Another year without my mom. I know she is in a better place, in peace I can only pray. You have no idea how much she is missed. Even though I never had children, and it’s not something she is going to miss, as I know she is always watching over us. Even though she can’t come personally, and hold me and tell me she loves me. But I know she is there, she is always there. Even when I do dumb things lol. She is probably shaking her head side to side, saying *ugh, you know better*, and she is right. I miss her like crazy. I always try to tell people, don’t let times get by you without talking to you parents. I should take my own advice. I’m not close with my father, but that is a whole other story lol. Right now it’s about my mom. I miss her, I miss her, I miss her.
Yesterday I asked William to pick up a candle, as I burn one every year on her birthday, and on the day she passed.
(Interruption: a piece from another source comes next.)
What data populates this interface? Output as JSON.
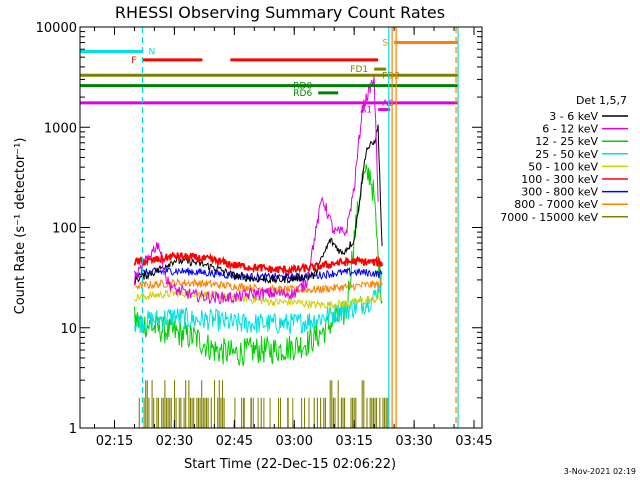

Silly William forgot to pick it up, I should of reminded him. But he’ll pick one up today. The thought is what counts, and let me tell you she is always in my thoughts. I don’t think there isn’t a day that I at least think of her once. It could be something that reminds me of her.
For example, during the birthday dinner this past weekend for Williams mom, his aunt said I smelled pretty and what perfume I was wearing, of course I totally forgot, but its J’adore heh. Now I remember, anyway, she asked is it musk, I said no. This brought my mother to mind. Because she use to wear Jovan Musk perfume in oil form. I still have the bottle, it’s from a collection of small bottle expensive perfumes but I still have it, and yeah I can admit I open it now and then to smell it, as it reminds me of her so much.
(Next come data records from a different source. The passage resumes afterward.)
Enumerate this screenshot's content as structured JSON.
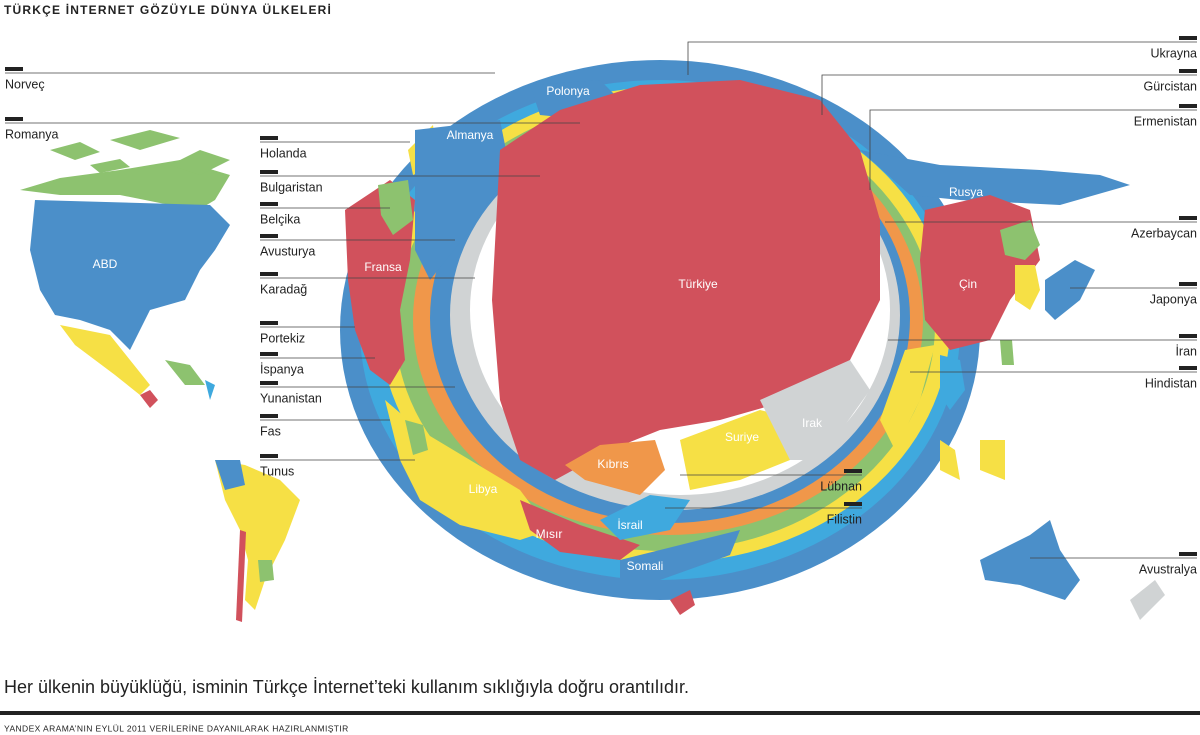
{
  "header": {
    "title": "TÜRKÇE İNTERNET GÖZÜYLE DÜNYA ÜLKELERİ"
  },
  "map": {
    "labels": [
      "ABD",
      "Fransa",
      "Almanya",
      "Polonya",
      "Rusya",
      "Çin",
      "Türkiye",
      "Kıbrıs",
      "Suriye",
      "Irak",
      "Libya",
      "Mısır",
      "İsrail",
      "Somali"
    ],
    "callouts": [
      "Norveç",
      "Romanya",
      "Holanda",
      "Bulgaristan",
      "Belçika",
      "Avusturya",
      "Karadağ",
      "Portekiz",
      "İspanya",
      "Yunanistan",
      "Fas",
      "Tunus",
      "Ukrayna",
      "Gürcistan",
      "Ermenistan",
      "Azerbaycan",
      "Japonya",
      "İran",
      "Hindistan",
      "Lübnan",
      "Filistin",
      "Avustralya"
    ]
  },
  "caption": "Her ülkenin büyüklüğü, isminin Türkçe İnternet’teki kullanım sıklığıyla doğru orantılıdır.",
  "footer": "YANDEX ARAMA’NIN EYLÜL 2011 VERİLERİNE DAYANILARAK HAZIRLANMIŞTIR"
}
Sunflowers, they also remind me of her, as that is her favorite flower. My kitchen is starting to catch on the them of Sunflowers. I wonder why, thanks Mom, they are gorgeous, looks really nice in the kitchen that is why I visited the florist and grabbed an ornament for her memorial.
My sister made a really nice flash video type thing for my mom. I just finished saving it for her, because she couldn’t figure out how to save from that site, which I didn’t either, so I turned out screen recording, and that worked great. I would share it, but it’s my sisters thing, and she wants to share it, as she put her heart into it. Last year I made a video for my mom, I posted it on YouTube. Not sure if I will make one today. I don’t think so. I just want to be alone with my thoughts. I just miss her so much.